Why Western Digital’s Dividend Announcement Is Important



Western Digital declares a quarterly dividend

On February 14, NAND (negative AND) chipmaker Western Digital (WDC) declared a quarterly dividend of $0.50, sending the stock up 0.5% in the after-hours trading session. Even though WDC has declared a quarterly dividend of $0.50 since 2015, this time it is different. On January 14, Evercore ISI analyst C.J. Muse downgraded the stock, raising doubts about the sustainability of its $2 annual dividend. This downgrade sent the stock down ~6% in the first half of the trading session.

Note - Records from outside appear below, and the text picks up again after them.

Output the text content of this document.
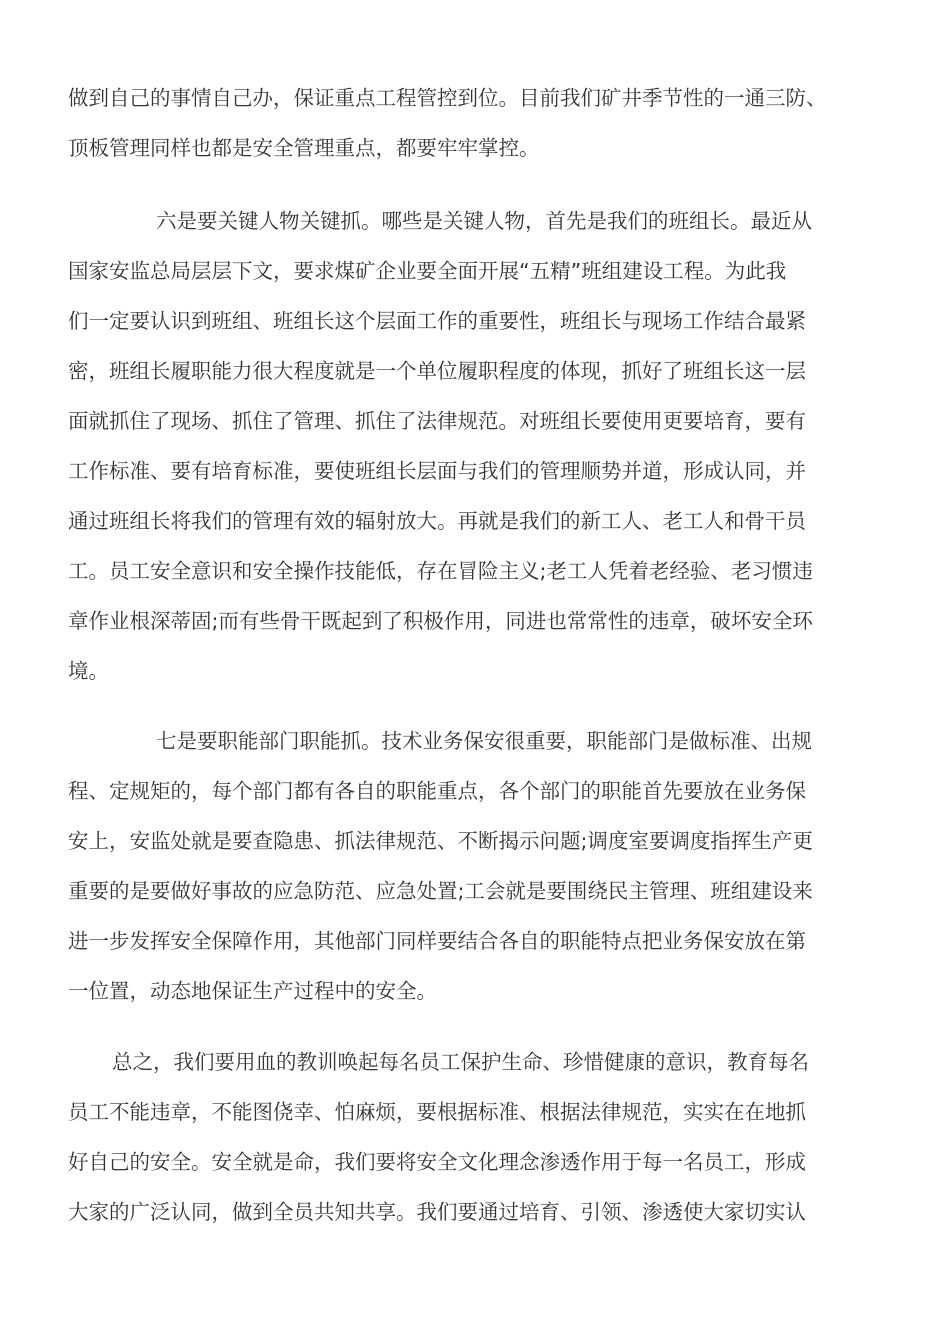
做到自己的事情自己办，保证重点工程管控到位。目前我们矿井季节性的一通三防、
顶板管理同样也都是安全管理重点，都要牢牢掌控。
六是要关键人物关键抓。哪些是关键人物，首先是我们的班组长。最近从
国家安监总局层层下文，要求煤矿企业要全面开展“五精”班组建设工程。为此我
们一定要认识到班组、班组长这个层面工作的重要性，班组长与现场工作结合最紧
密，班组长履职能力很大程度就是一个单位履职程度的体现，抓好了班组长这一层
面就抓住了现场、抓住了管理、抓住了法律规范。对班组长要使用更要培育，要有
工作标准、要有培育标准，要使班组长层面与我们的管理顺势并道，形成认同，并
通过班组长将我们的管理有效的辐射放大。再就是我们的新工人、老工人和骨干员
工。员工安全意识和安全操作技能低，存在冒险主义;老工人凭着老经验、老习惯违
章作业根深蒂固;而有些骨干既起到了积极作用，同进也常常性的违章，破坏安全环
境。
七是要职能部门职能抓。技术业务保安很重要，职能部门是做标准、出规
程、定规矩的，每个部门都有各自的职能重点，各个部门的职能首先要放在业务保
安上，安监处就是要查隐患、抓法律规范、不断揭示问题;调度室要调度指挥生产更
重要的是要做好事故的应急防范、应急处置;工会就是要围绕民主管理、班组建设来
进一步发挥安全保障作用，其他部门同样要结合各自的职能特点把业务保安放在第
一位置，动态地保证生产过程中的安全。
总之，我们要用血的教训唤起每名员工保护生命、珍惜健康的意识，教育每名
员工不能违章，不能图侥幸、怕麻烦，要根据标准、根据法律规范，实实在在地抓
好自己的安全。安全就是命，我们要将安全文化理念渗透作用于每一名员工，形成
大家的广泛认同，做到全员共知共享。我们要通过培育、引领、渗透使大家切实认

In his note to clients, C.J. Muse stated that declining NAND prices have been reducing Western Digital’s profit margins and FCF (free cash flow). Moreover, its long-term debt of $10.9 billion and cash reserve of $4.6 billion could harm its ability to pay a dividend if FCF continues to fall. He expects fiscal 2019 FCF per share to fall to $2.35, which means it will spend 85% of its FCF on dividend payments.

There are several factors that support WDC’s ability to pay a dividend, but in the worst case scenario, the company could face difficulty paying dividends.

A scenario where WDC cannot sustain dividend payments

In fiscal 2018, WDC spent ~$600 million on dividend payments. The company has maintained its FCF above $1 billion since 2012. For WDC to stop paying dividends, its annual FCF has to fall below $700 million, down 67% from its current TTM (trailing 12 months) FCF of $2.14 billion.

However, NAND chipmakers like Samsung (SSNLF) and Micron (MU) have reduced their capital spending to reduce oversupply and boost NAND prices. Moreover, WDC expects NAND demand to pick up in fiscal 2020.

If WDC’s FCF falls to a level where it cannot pay a dividend, its share price will likely plummet. If WDC’s FCF per share falls to $2.35 as predicted by C.J. Muse, its stock price would fall to $28.2, assuming the stock trades at its highest price-to-FCF of 12.0x.

Thus, WDC’s dividend announcement reassures investors that the company still has the ability to maintain its $2 annual dividend.